Education gains amid the pain

Arno Jansen van Vuuren, managing director at Futurewise, finds a silver lining in the Budget’s education commitments. He acknowledges the consumer squeeze but highlights the upside: “While the VAT hike announced today is sure to dominate headlines in the coming weeks – as well as the other measures that might be seen to hurt consumer finances, such as the lack of inflationary adjustments to personal income tax brackets (for the second year running) – it is important to keep in mind that the additional revenue generated will directly benefit vital sectors such as education”.

He praises specific wins: “The budget will ensure that 11,000 additional teachers remain in classrooms, while also boosting funding for Early Childhood Development, increasing the subsidy for young children to R24 per day while enabling ECD access for 700,000 more kids.” Reflecting on expectations set by the State of the Nation Address, he adds: “Following SONA, we were hopeful that these issues would be addressed in today’s Budget, and I believe this focused investment is essential to building a brighter, more equitable future for our children.”

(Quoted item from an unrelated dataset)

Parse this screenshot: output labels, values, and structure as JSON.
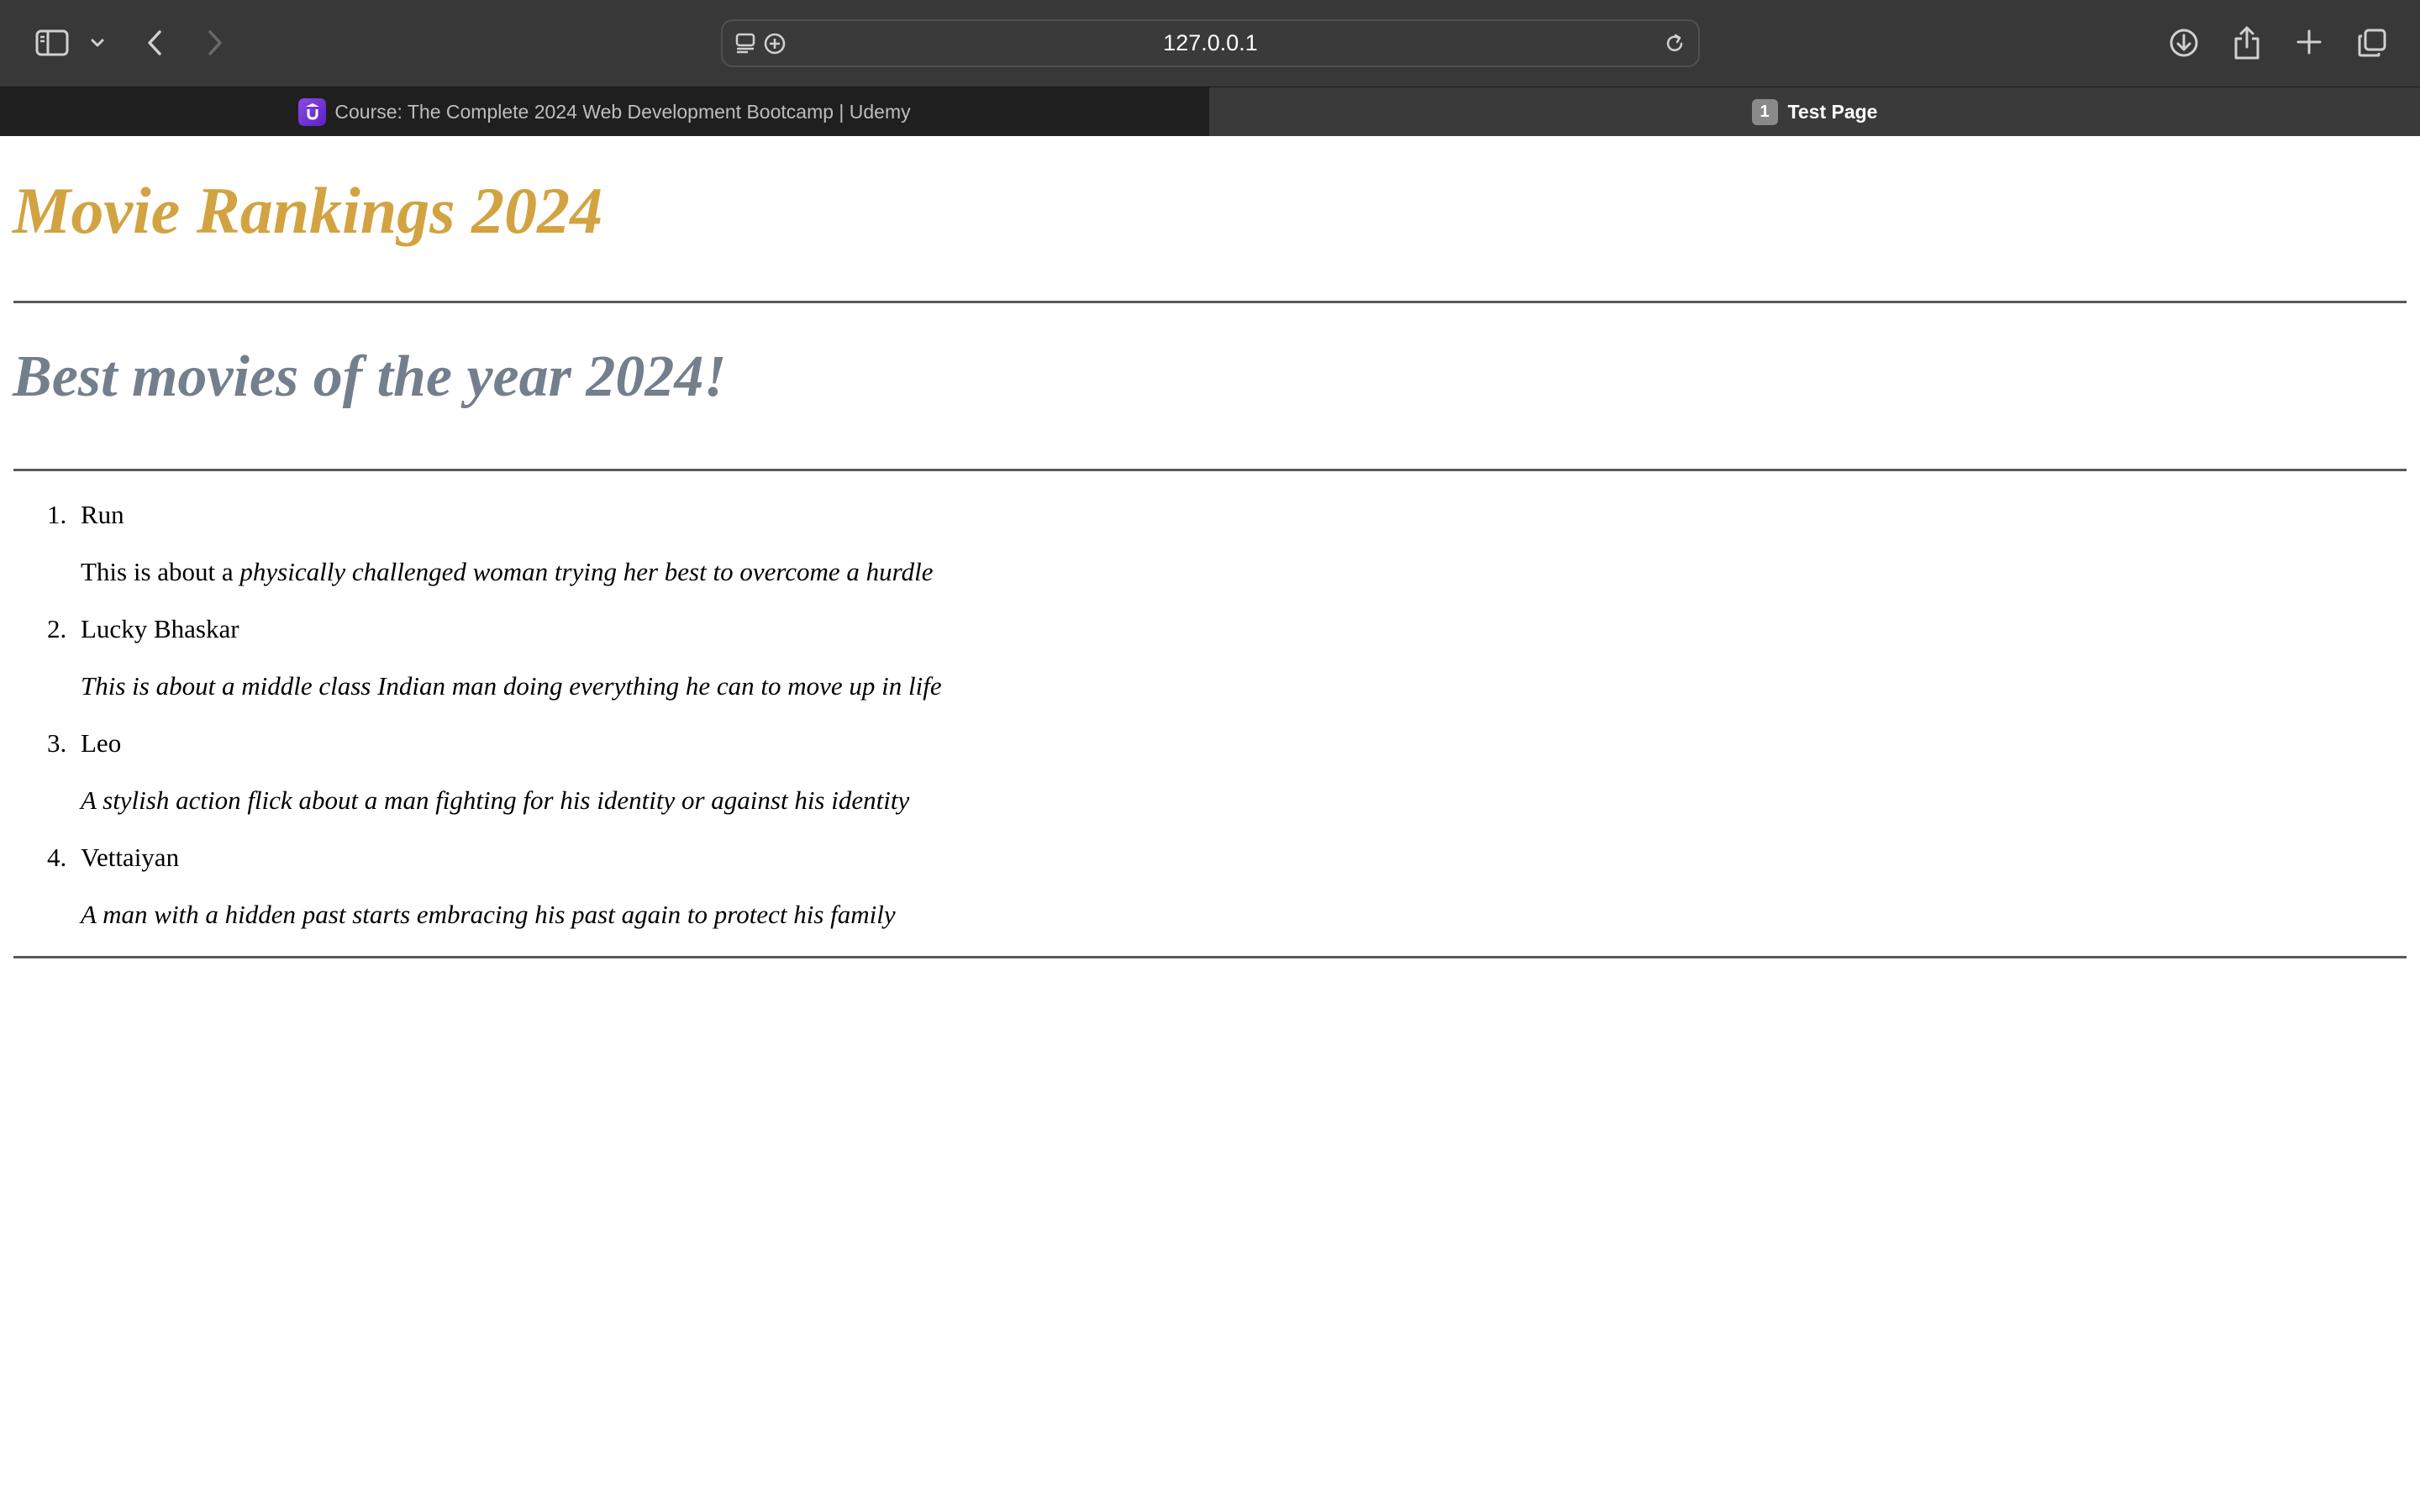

VAT Hike: A Necessary Evil?

Ronald King, head of public policy and regulatory affairs at PSG Wealth, unpacks the government’s decision to raise VAT by 0.5% in 2025/2026 and another 0.5% in 2026/2027, pushing it to 16%. He explains, “In light of several new and persistent spending pressures, the Government has decided to raise additional revenue by increasing the VAT rate by 0.5% in 2025/2026 and by another 0.5% in 2026/2027, bringing VAT to 16% in 2026/2027. This will enable the funding of key public services such as education, health, and transport.”To ease the burden, King says: “Government has acknowledged that this increase will place greater pressure on households. However, the impact will be cushioned through above-inflation increases in social grants, an expansion of the list of zero-rated foods, and an extension of fuel levy relief.”

Alternatives like higher personal or corporate taxes were shelved due to their drag on growth, with King adding” “Raising corporate tax rates discourages investment and job creation and ultimately yields less revenue than increasing the VAT rate”. Yet, he flags risks: “It should be noted that an increase in the VAT rate would harm all households, in particular poor and low-income households, especially when viewed in the context of an environment of high real interest rates that continue to constrain demand in the economy.” Doubting zero-rating’s effectiveness, he cites Deputy Finance Minister David Masondo: “Suppliers did not pass on the benefit of the VAT relief to consumers as was intended.” King warns: “If economic growth is weaker than expected, spending behaviour will be adjusted and the growth in VAT revenue is likely to falter.”

A balancing act with mixed results

The 2025 Budget is a double-edged sword. It funds critical sectors like education and infrastructure, but experts like Eckmann, Mahlangu, Jansen van Vuuren, and King spotlight its flaws—higher taxes, youth exclusion, and economic uncertainty. As South Africans tighten their belts, the call for smarter, inclusive solutions grows louder. Whether this Budget charts a path to stability or deepens existing challenges remains to be seen.